O
Uruguai procura incentivar “a economia verde” para o desenvolvimento
sustentável, e simultaneamente diminuir os níveis de pobreza nas vésperas da
próxima cúpula Rio+20, afirmou a vice-ministra de Habitação, Ordenamento
Territorial e Meio Ambiente, Raquel Lejtreger. O governo uruguaio procura criar
uma “agenda nacional para o desenvolvimento sustentável que inclua a geração de
empregos com respeito pelo meio ambiente”, disse.
Para
a definição dessa agenda, as autoridades buscam a contribuição de organizações
defensoras do meio ambiente, câmaras empresariais e industriais e sindicatos,
entre outras instituições. A ideia é que “toda a sociedade uruguaia tenha
opinião e compromisso” na definição da postura do país nas vésperas da cúpula
Rio+20, que será realizada no Rio de Janeiro entre 20 e 22 de junho.
Ao
dissertar no fórum “O caminho rumo a Rio+20″, organizado pela Rede Pacto Global
Uruguai, Lejtreger afirmou que o Governo uruguaio não pretende ter “uma só voz”
na cúpula das Nações Unidas, mas “várias vozes e opiniões” que reflitam o
vínculo entre o meio ambiente e desenvolvimento.
A
vice-ministra estima que em maio termine o processo de consulta para definir o
documento do país.

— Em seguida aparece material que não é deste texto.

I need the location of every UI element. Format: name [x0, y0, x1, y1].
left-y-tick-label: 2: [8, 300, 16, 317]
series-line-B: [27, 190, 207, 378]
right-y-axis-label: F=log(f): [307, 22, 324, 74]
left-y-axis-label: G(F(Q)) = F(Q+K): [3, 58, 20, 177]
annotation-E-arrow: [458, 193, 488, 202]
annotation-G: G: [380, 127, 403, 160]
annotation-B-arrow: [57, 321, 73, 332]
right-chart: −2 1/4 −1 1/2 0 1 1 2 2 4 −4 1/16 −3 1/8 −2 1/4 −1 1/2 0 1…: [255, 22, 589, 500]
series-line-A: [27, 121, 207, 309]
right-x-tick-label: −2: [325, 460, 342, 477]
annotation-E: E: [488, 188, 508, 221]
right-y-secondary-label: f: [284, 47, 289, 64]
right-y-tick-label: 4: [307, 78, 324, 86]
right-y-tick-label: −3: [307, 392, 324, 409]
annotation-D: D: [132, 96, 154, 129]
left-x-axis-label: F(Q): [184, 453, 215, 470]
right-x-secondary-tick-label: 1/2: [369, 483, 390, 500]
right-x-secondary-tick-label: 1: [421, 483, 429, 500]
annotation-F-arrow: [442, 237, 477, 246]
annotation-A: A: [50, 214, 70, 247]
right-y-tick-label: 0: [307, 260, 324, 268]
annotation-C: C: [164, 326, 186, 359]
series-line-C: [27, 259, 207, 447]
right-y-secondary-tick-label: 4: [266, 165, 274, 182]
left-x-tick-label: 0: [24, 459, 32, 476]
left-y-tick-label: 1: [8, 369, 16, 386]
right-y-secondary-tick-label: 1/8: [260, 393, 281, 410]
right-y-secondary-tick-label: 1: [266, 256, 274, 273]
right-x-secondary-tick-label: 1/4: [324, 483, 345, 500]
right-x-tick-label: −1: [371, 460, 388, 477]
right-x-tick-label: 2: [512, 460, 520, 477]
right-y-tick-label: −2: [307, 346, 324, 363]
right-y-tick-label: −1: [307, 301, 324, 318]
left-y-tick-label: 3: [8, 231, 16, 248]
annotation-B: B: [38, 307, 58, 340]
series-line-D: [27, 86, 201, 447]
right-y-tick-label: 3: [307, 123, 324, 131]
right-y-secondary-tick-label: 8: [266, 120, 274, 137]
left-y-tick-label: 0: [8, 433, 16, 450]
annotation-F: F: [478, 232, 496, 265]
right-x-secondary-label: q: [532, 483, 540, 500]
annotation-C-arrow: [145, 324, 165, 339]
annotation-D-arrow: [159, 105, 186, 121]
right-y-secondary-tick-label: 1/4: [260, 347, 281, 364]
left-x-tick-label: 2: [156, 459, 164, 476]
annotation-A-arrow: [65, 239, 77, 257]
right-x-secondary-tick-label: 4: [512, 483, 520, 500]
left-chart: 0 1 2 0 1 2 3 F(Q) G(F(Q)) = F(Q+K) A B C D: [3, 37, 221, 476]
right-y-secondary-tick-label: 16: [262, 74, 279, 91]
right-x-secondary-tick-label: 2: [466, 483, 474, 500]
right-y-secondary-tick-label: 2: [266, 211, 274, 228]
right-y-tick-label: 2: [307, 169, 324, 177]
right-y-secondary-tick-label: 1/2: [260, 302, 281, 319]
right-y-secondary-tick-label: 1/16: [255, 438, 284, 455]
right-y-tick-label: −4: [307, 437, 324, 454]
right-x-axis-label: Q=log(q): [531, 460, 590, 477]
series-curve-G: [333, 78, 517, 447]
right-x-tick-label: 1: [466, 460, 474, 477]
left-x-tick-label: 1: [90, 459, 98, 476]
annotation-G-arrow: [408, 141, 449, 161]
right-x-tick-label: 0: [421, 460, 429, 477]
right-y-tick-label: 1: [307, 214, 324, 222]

Ela admite que ainda “há muito a fazer” em matéria de
sustentabilidade e responsabilidade empresarial e disse que na cúpula da Rio+20
serão “reafirmados os compromissos” do Uruguai para a busca do desenvolvimento
com equilíbrio e cuidado com o meio ambiente.
A
Organização das Nações Unidas fez um pedido para que no encontro no Brasil seja
possível fixar “as bases para um mundo de prosperidade, paz e
sustentabilidade”. O roteiro da cúpula Rio+20 inclui como temas principais o
fortalecimento dos compromissos políticos a favor do desenvolvimento
sustentável, um balanço dos avanços e das dificuldades para sua implementação e
o impulso à economia ecológica como ferramenta para a erradicação da pobreza.
O
Uruguai é o país com menor porcentagem de pobres e indigentes da América
Latina, segundo um relatório da Comissão Econômica Para a América Latina e o
Caribe (Cepal) divulgado no final de 2011. O organismo dependente das Nações
Unidas estimou que os pobres uruguaios são 8,6% da população e os indigentes,
1,4%. Em 2009, os indicadores de pobreza e indigência no Uruguai eram de 10,7%
e 2%, respectivamente.(Fonte: Portal Terra)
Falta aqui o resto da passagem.